Same problem for me. Just took down my working 2.5 cluster and created a new cluster with 2.6.2. The system says all the nodes are active, but I am unable to use the explore function.

Is this a bug in Rancher 2.6 or is everyone suddenly doing something wrong. Is anyone from Rancher investigating?

Same issue, after upgrade to the new helm chart version this happened. We deleted and re-imported the clusters, it worked for a few days and then it happened again. We don’t see any errors anywhere. Is anyone investigating this?

@josesolis2201 @Simon_Carr Is your cattle-cluster-agent running ? Please check status and pod logs.

@Arivoli_Murugan

INFO: Using resolv.conf: nameserver 10.43.0.10 search cattle-system.svc.cluster.local svc.cluster.local cluster.local redacted.net options ndots:5
INFO: https://rancher.redacted.com/ping is accessible
INFO: rancher.redacted.com resolves to 10.50.94.128
INFO: Value from https://rancher.redacted.com/v3/settings/cacerts is an x509 certificate
time="2021-11-10T15:56:25Z" level=info msg="Listening on /tmp/log.sock"
time="2021-11-10T15:56:25Z" level=info msg="Rancher agent version v2.6.2 is starting"
time="2021-11-10T15:56:25Z" level=info msg="Connecting to wss://rancher.redacted.com/v3/connect/register with token starting with q76dtp85nzjpc6grqvhj5kfmp2k"
time="2021-11-10T15:56:25Z" level=info msg="Connecting to proxy" url="wss://rancher.redacted.com/v3/connect/register"

These are the logs from the cattle-cluster-agent pod in the cluster and yet, I can’t explore it in the UI.
I can see the machines that are part of the cluster but the explore button appears greyed out.

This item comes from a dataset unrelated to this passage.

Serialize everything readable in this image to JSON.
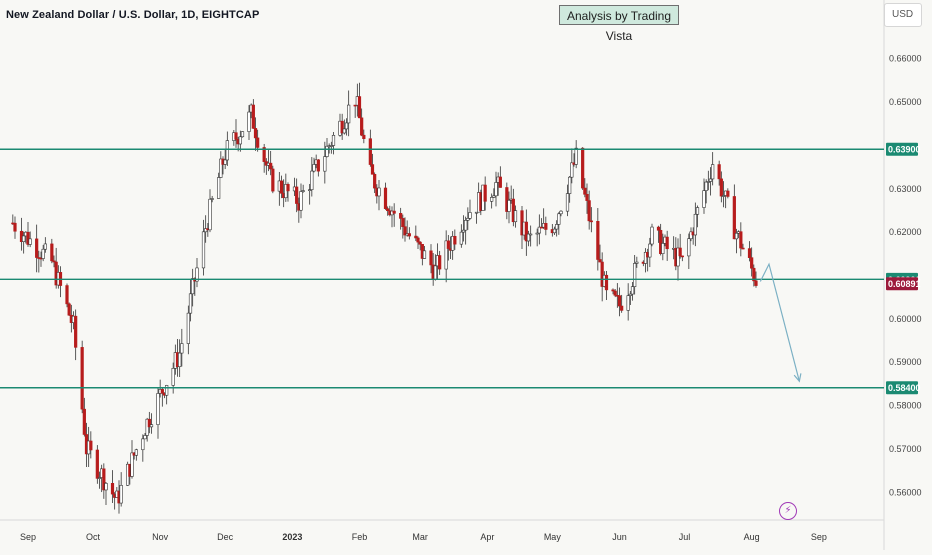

This started happening only after the recent upgrade to 2.6

To dive deeper into our infrastructure and the issue at hand: We are importing RKE clusters into rancher, not provisioning them with rancher. As soon as I delete the cluster and re-register it the cluster is fine and I can explore it, it is only after some time (no pattern here) that I can no longer explore the cluster. The cattle pods never fail or hint to any errors

I did notice that deleting the cluster in rancher does not correctly schedule the rancher resources for deletion. I have no idea what is going on but I am intrigued that not many people seem to have this issue

I’ve imported the clusters again and they are working for the moment
The issue is that after some time they just stop working. They don’t appear unhealthy on anything the explore button just goes gray.
EDIT:
Like this actually:

Same issue here, since I upgraded Rancher to v2.6. It was working fine on Rancher v2.5.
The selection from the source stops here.